Extrait d'une racine d'une variété d'hortensia qui pousse au Népal et au Tibet, le Chang Shan, dont le principe actif est la fébrifugine, a été étudié par ces scientifiques américains.

Leurs travaux ont montré comment l'halofuginone, le dérivé synthétique de la fébrifugine, intervient dans le processus biologique crucial qui permet à l'organisme de synthétiser les protéines dont il a besoin. Il empêche notamment la production de mauvaises cellules Th17 qui jouent un rôle dans les maladies auto-immunes tout en maintenant la production des bonnes cellules Th17, qui protègent contre l'infection.
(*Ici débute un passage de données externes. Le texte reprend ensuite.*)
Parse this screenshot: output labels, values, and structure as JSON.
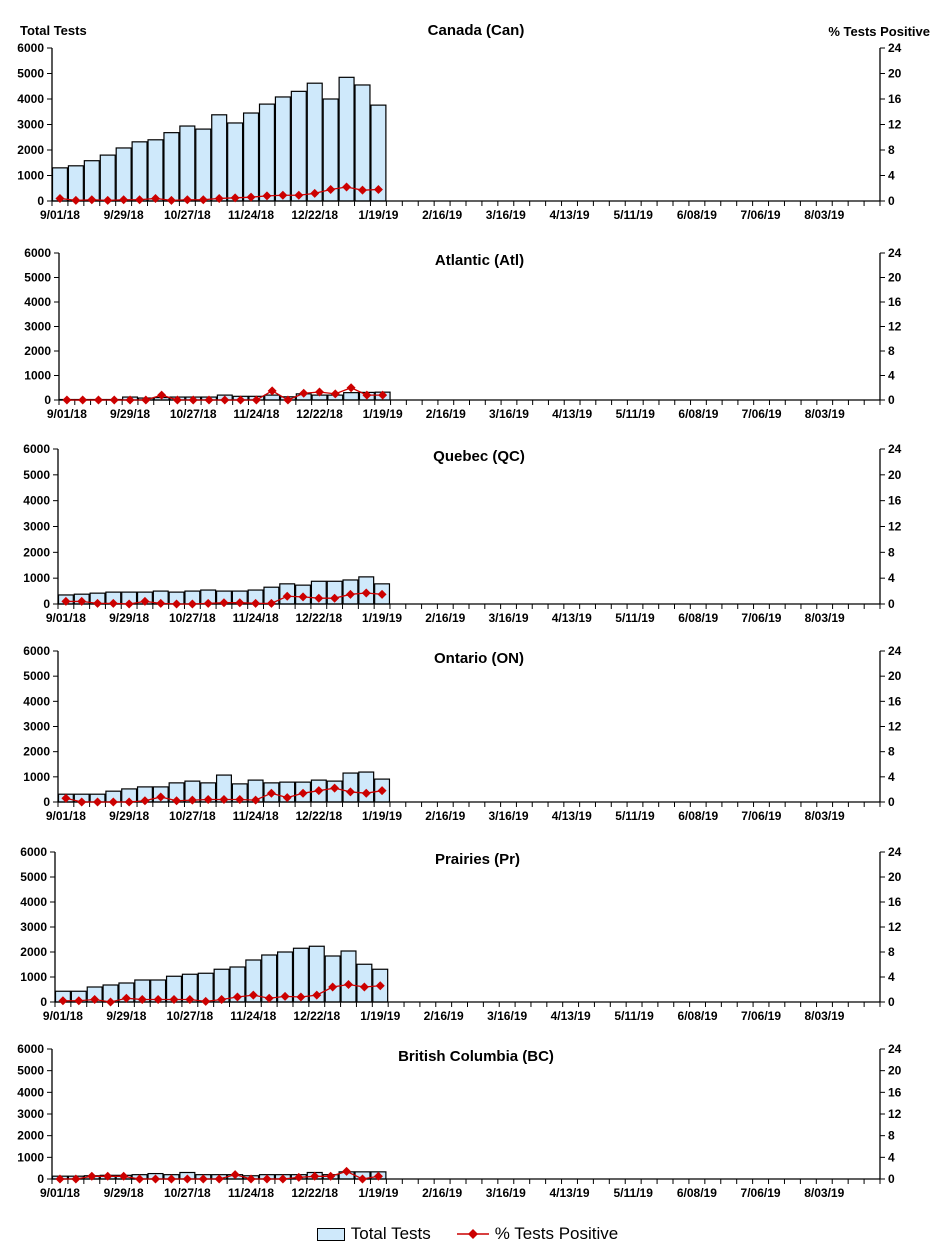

Le Chang Shan, ou Dichroa febrifuga selon son nom scientifique, est l'une des 50 plantes fondamentales qui composent la pharmacopée traditionnelle chinoise. © Keith Edkins, Wikipédia, cc by sa 3.0
Le Chang Shan, ou Dichroa febrifuga selon son nom scientifique, est l'une des 50 plantes fondamentales qui composent la pharmacopée traditionnelle chinoise. © Keith Edkins, Wikipédia, cc by sa 3.0

Halofuginone, la molécule miraculeuse

« Nos travaux ont résolu un mystère qui intriguait les gens concernant le mécanisme d'action d'un médicament utilisé pour traiter les fièvres associées au paludisme remontrant à environ 2.000 ans ou plus », relève Paul Schimmel, l'un des auteurs de l'article.
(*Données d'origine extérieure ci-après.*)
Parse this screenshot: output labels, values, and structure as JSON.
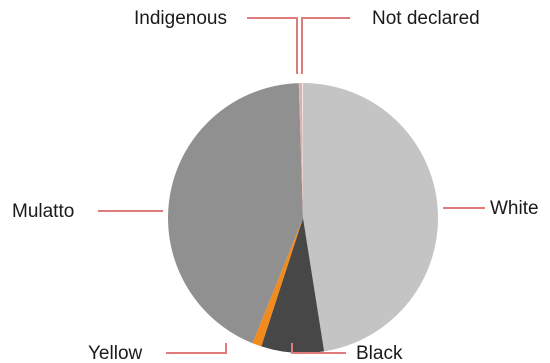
{
  "chart_data": {
    "type": "pie",
    "title": "",
    "categories": [
      "White",
      "Black",
      "Yellow",
      "Mulatto",
      "Indigenous",
      "Not declared"
    ],
    "values": [
      47.5,
      7.5,
      1.1,
      43.4,
      0.4,
      0.1
    ],
    "unit": "%",
    "colors": {
      "White": "#c4c4c4",
      "Black": "#474747",
      "Yellow": "#f28a1c",
      "Mulatto": "#909090",
      "Indigenous": "#e1b0ad",
      "Not declared": "#ececec"
    },
    "start_angle_deg": 0,
    "direction": "clockwise",
    "legend": "none",
    "labels": [
      "Indigenous",
      "Not declared",
      "White",
      "Black",
      "Yellow",
      "Mulatto"
    ]
  }
}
Selon ces derniers, la capacité du Chang Shan (également connu sous le nom de Dichroa febrifuga) à combattre les fièvres pourrait s'expliquer par une interférence entre la fébrifugine et le processus moléculaire qui permet aux parasites du paludisme de se maintenir dans le sang d'une personne contaminée.
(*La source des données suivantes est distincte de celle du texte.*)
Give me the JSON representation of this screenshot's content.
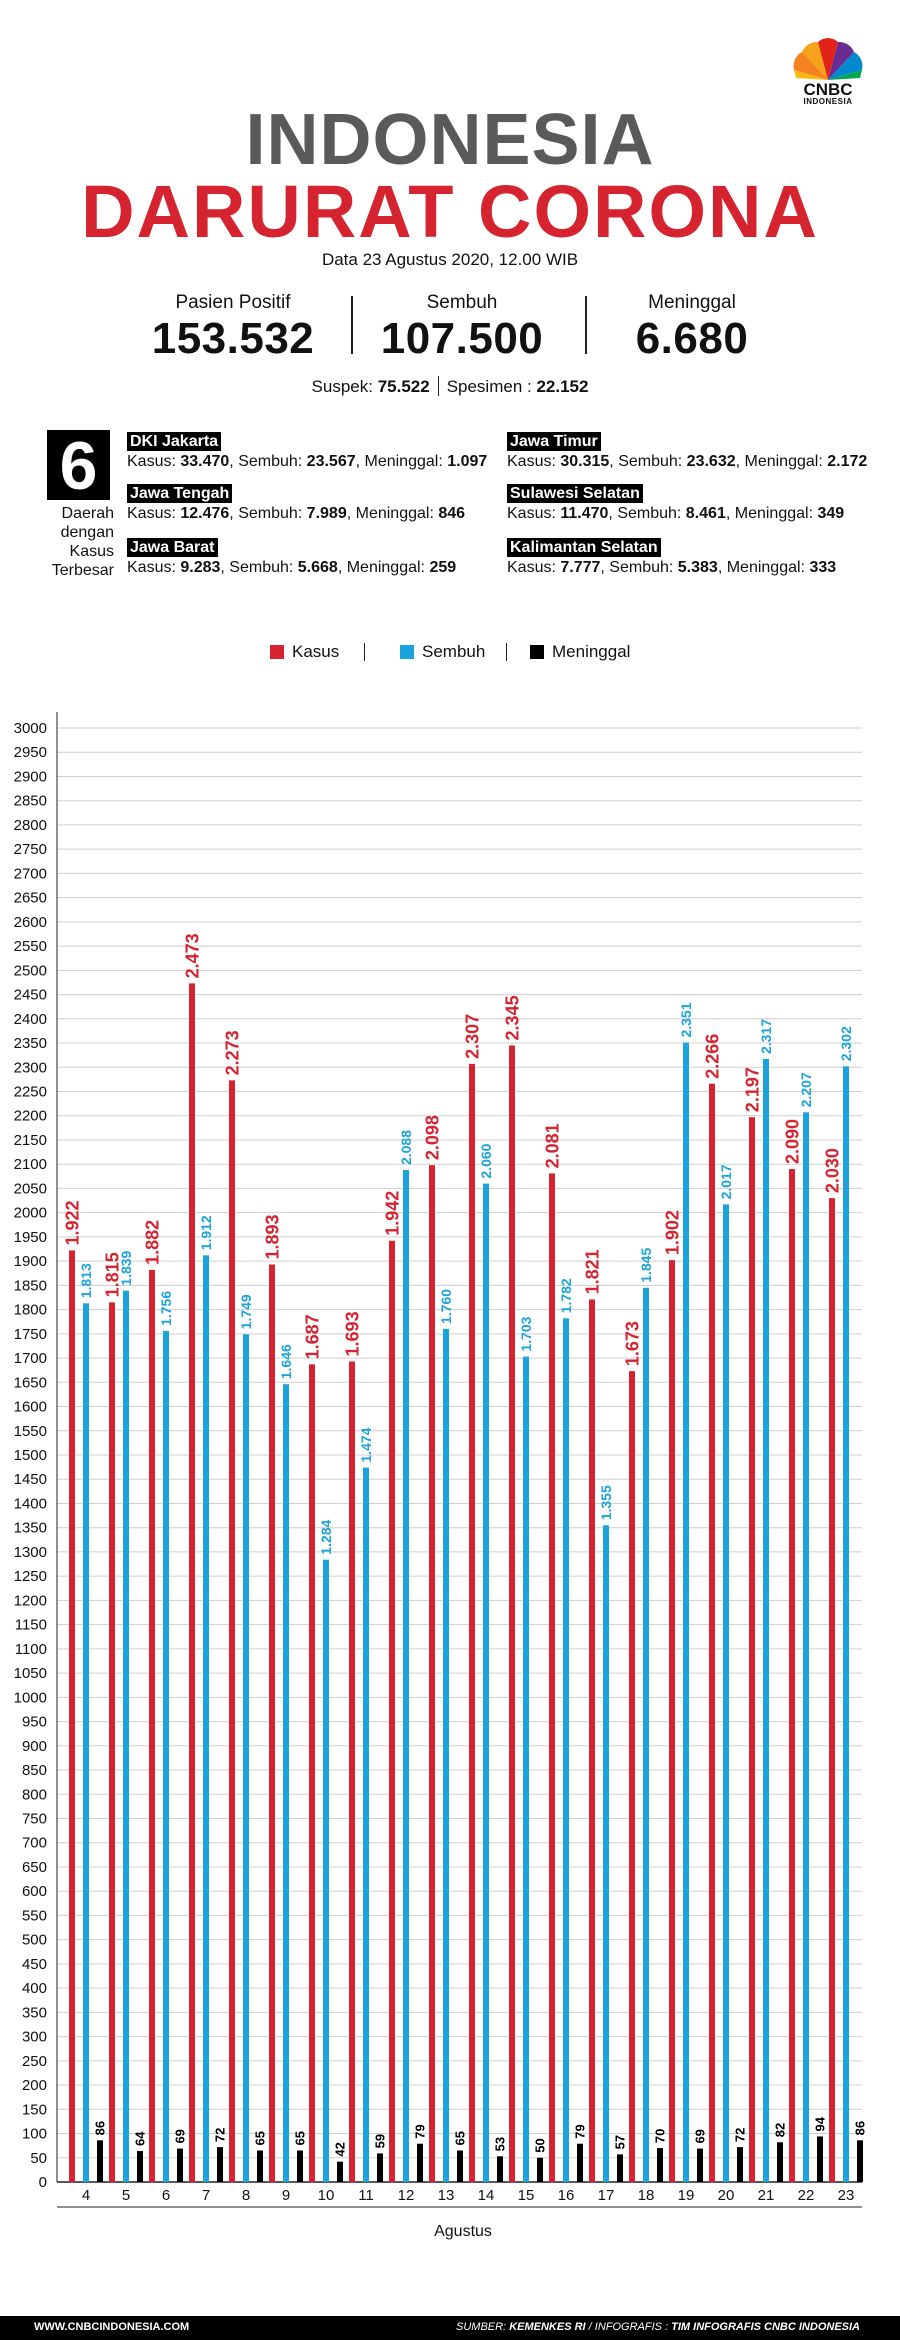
{
  "brand": {
    "name": "CNBC",
    "sub": "INDONESIA"
  },
  "title_line1": "INDONESIA",
  "title_line2": "DARURAT CORONA",
  "date": "Data 23 Agustus 2020, 12.00 WIB",
  "stats": [
    {
      "label": "Pasien Positif",
      "value": "153.532"
    },
    {
      "label": "Sembuh",
      "value": "107.500"
    },
    {
      "label": "Meninggal",
      "value": "6.680"
    }
  ],
  "suspek_label": "Suspek: ",
  "suspek_value": "75.522",
  "spesimen_label": "Spesimen : ",
  "spesimen_value": "22.152",
  "top_count": "6",
  "top_label_lines": [
    "Daerah",
    "dengan",
    "Kasus",
    "Terbesar"
  ],
  "regions": [
    {
      "name": "DKI Jakarta",
      "kasus": "33.470",
      "sembuh": "23.567",
      "meninggal": "1.097"
    },
    {
      "name": "Jawa Tengah",
      "kasus": "12.476",
      "sembuh": "7.989",
      "meninggal": "846"
    },
    {
      "name": "Jawa Barat",
      "kasus": "9.283",
      "sembuh": "5.668",
      "meninggal": "259"
    },
    {
      "name": "Jawa Timur",
      "kasus": "30.315",
      "sembuh": "23.632",
      "meninggal": "2.172"
    },
    {
      "name": "Sulawesi Selatan",
      "kasus": "11.470",
      "sembuh": "8.461",
      "meninggal": "349"
    },
    {
      "name": "Kalimantan Selatan",
      "kasus": "7.777",
      "sembuh": "5.383",
      "meninggal": "333"
    }
  ],
  "region_labels": {
    "kasus": "Kasus: ",
    "sembuh": "Sembuh: ",
    "meninggal": "Meninggal: "
  },
  "chart_data": {
    "type": "bar",
    "xlabel": "Agustus",
    "ylabel": "",
    "ylim": [
      0,
      3000
    ],
    "grid": true,
    "legend_position": "top-center",
    "categories": [
      "4",
      "5",
      "6",
      "7",
      "8",
      "9",
      "10",
      "11",
      "12",
      "13",
      "14",
      "15",
      "16",
      "17",
      "18",
      "19",
      "20",
      "21",
      "22",
      "23"
    ],
    "series": [
      {
        "name": "Kasus",
        "color": "#d52330",
        "values": [
          1922,
          1815,
          1882,
          2473,
          2273,
          1893,
          1687,
          1693,
          1942,
          2098,
          2307,
          2345,
          2081,
          1821,
          1673,
          1902,
          2266,
          2197,
          2090,
          2030
        ],
        "labels": [
          "1.922",
          "1.815",
          "1.882",
          "2.473",
          "2.273",
          "1.893",
          "1.687",
          "1.693",
          "1.942",
          "2.098",
          "2.307",
          "2.345",
          "2.081",
          "1.821",
          "1.673",
          "1.902",
          "2.266",
          "2.197",
          "2.090",
          "2.030"
        ]
      },
      {
        "name": "Sembuh",
        "color": "#1aa3dc",
        "values": [
          1813,
          1839,
          1756,
          1912,
          1749,
          1646,
          1284,
          1474,
          2088,
          1760,
          2060,
          1703,
          1782,
          1355,
          1845,
          2351,
          2017,
          2317,
          2207,
          2302
        ],
        "labels": [
          "1.813",
          "1.839",
          "1.756",
          "1.912",
          "1.749",
          "1.646",
          "1.284",
          "1.474",
          "2.088",
          "1.760",
          "2.060",
          "1.703",
          "1.782",
          "1.355",
          "1.845",
          "2.351",
          "2.017",
          "2.317",
          "2.207",
          "2.302"
        ]
      },
      {
        "name": "Meninggal",
        "color": "#000000",
        "values": [
          86,
          64,
          69,
          72,
          65,
          65,
          42,
          59,
          79,
          65,
          53,
          50,
          79,
          57,
          70,
          69,
          72,
          82,
          94,
          86
        ],
        "labels": [
          "86",
          "64",
          "69",
          "72",
          "65",
          "65",
          "42",
          "59",
          "79",
          "65",
          "53",
          "50",
          "79",
          "57",
          "70",
          "69",
          "72",
          "82",
          "94",
          "86"
        ]
      }
    ],
    "y_ticks": [
      "3000",
      "2950",
      "2900",
      "2850",
      "2800",
      "2750",
      "2700",
      "2650",
      "2600",
      "2550",
      "2500",
      "2450",
      "2400",
      "2350",
      "2300",
      "2250",
      "2200",
      "2150",
      "2100",
      "2050",
      "2000",
      "1950",
      "1900",
      "1850",
      "1800",
      "1750",
      "1700",
      "1650",
      "1600",
      "1550",
      "1500",
      "1450",
      "1400",
      "1350",
      "1300",
      "1250",
      "1200",
      "1150",
      "1100",
      "1050",
      "1000",
      "950",
      "900",
      "850",
      "800",
      "750",
      "700",
      "650",
      "600",
      "550",
      "500",
      "450",
      "400",
      "350",
      "300",
      "250",
      "200",
      "150",
      "100",
      "50",
      "0"
    ]
  },
  "footer": {
    "site": "WWW.CNBCINDONESIA.COM",
    "source_label": "SUMBER: ",
    "source": "KEMENKES RI",
    "info_label": " / INFOGRAFIS : ",
    "info": "TIM INFOGRAFIS CNBC INDONESIA"
  }
}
L'halofuginone avait déjà été étudiée en 2009 par des chercheurs qui avaient découvert sa capacité à prévenir certaines réponses immunitaires, mais son mécanisme d'action restait inconnu. Elle a également été utilisée dans des essais cliniques pour des médicaments contre le cancer. Les chercheurs estiment que les propriétés de l'halofuginone pourraient être utilisées à l'avenir pour créer de nouveaux traitements pour de nombreuses autres maladies.